Applause extras (over 30!)
Earlier in the evening many of the protagonists in this production also suffered the fate of having to stand on the stage in the white underwear of the costume designer Uta Heiseke under the lighting of Ulrich Niepel. Sometimes you might even get the impression that Stefan Herheim wants to compete with the latest creations of Palmer, or is it – especially in view of the sexual acts shown – an erotic obsession?! In addition, there is an apparent infatuation with the antiquated stage design stylistic device of flowing white cloths, which sometimes serve as projection screens and repeatedly disappear into the grand piano or emerge from it, and smaller versions of which are also often sniffed at. There are some exceptional moments, although even these still have the piano in the center of the stage with the protagonists pretending to play it mindlessly, but otherwise the evening bustles along with these kinds of activities set against the dreary and all-encompassing suitcase environment. These are certainly among the pieces of luggage that you would not miss or want to see again if they were to get lost!

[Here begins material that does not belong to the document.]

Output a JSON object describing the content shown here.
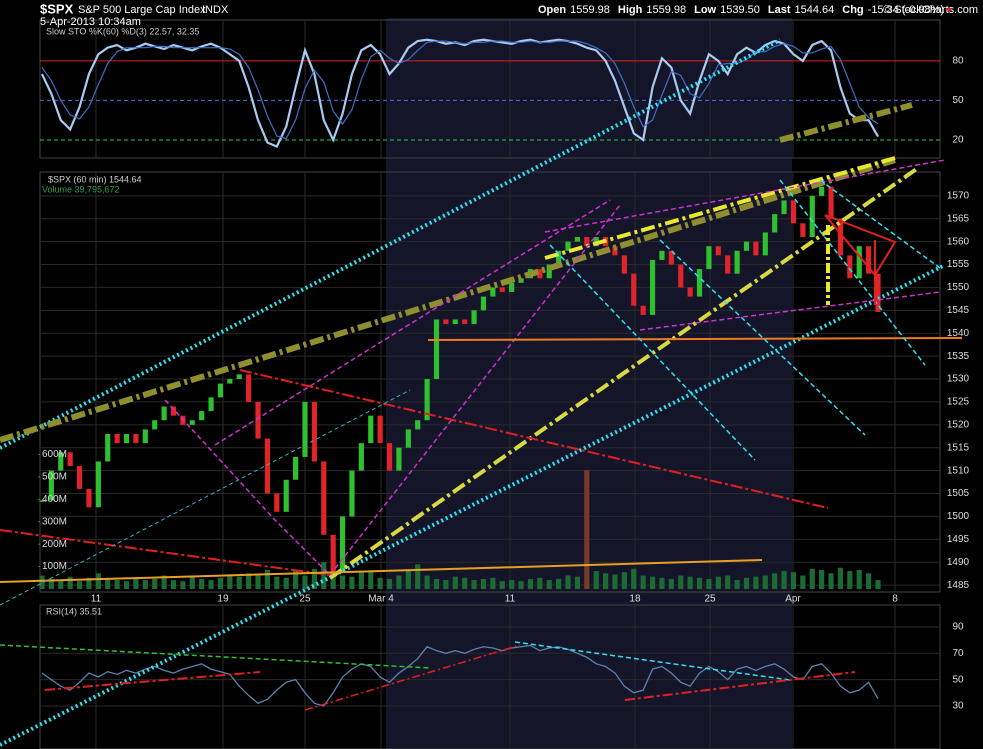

Fortunately, the singing ranged from good to very good. The US-American Clay Hilley was making his debut as Siegfried in Berlin and displayed a strong heroic tenor voice, even if he could, in my opinion at least, have showed a little more character and expressiveness. But he mastered the great challenges of this giant role without any problems. Nina Stemme sang her usual good Brünnhilde in the last act, impressive again with her full and melodious middle register, stretching to the limit of vocal possibilities in the top notes. I can’t comment here on how comfortable she felt in this production! After his Wotan in “Walküre”, Iain Paterson is now also singing The Wanderer, which seems to suit him even better because of his poetic expression. With his rather bright bass-baritone he effortlessly creates impressive high points in his interpretation. Jordan Shanahan is an unusually strong and concise Alberich who is required to come onto the stage at the most impossible moments, or in some cases is already on it before the action even starts. The 32-year-old Taiwanese tenor Ya-Chung Huang plays and sings an extremely impressive Mime, who is dressed as Richard Wagner himself, which is presumably a gag. Tobias Kehrer sings and dies powerfully as Fafner, and at the end he also lies down in his underwear on the prompt box. Judit Kutasi, following her performance in “Das Rheingold”, remains a strong Erda here in “Siegfried” with a powerful mezzo – and an impossible costume similar to what my grandmother used to wear in front of the TV. But at least she was spared the white underwear! Sebastian Scherer, soloist in the boys' choir of the Chorakademie Dortmund e.V., sings a treble Woodbird whilst performing a variety of stage actions. The sound was not to my taste, but the audience liked it.
The production team will not be required to appear in front of the audience until the day after tomorrow at the end of “Götterdämmerung”. I am curious to see what the reaction will be.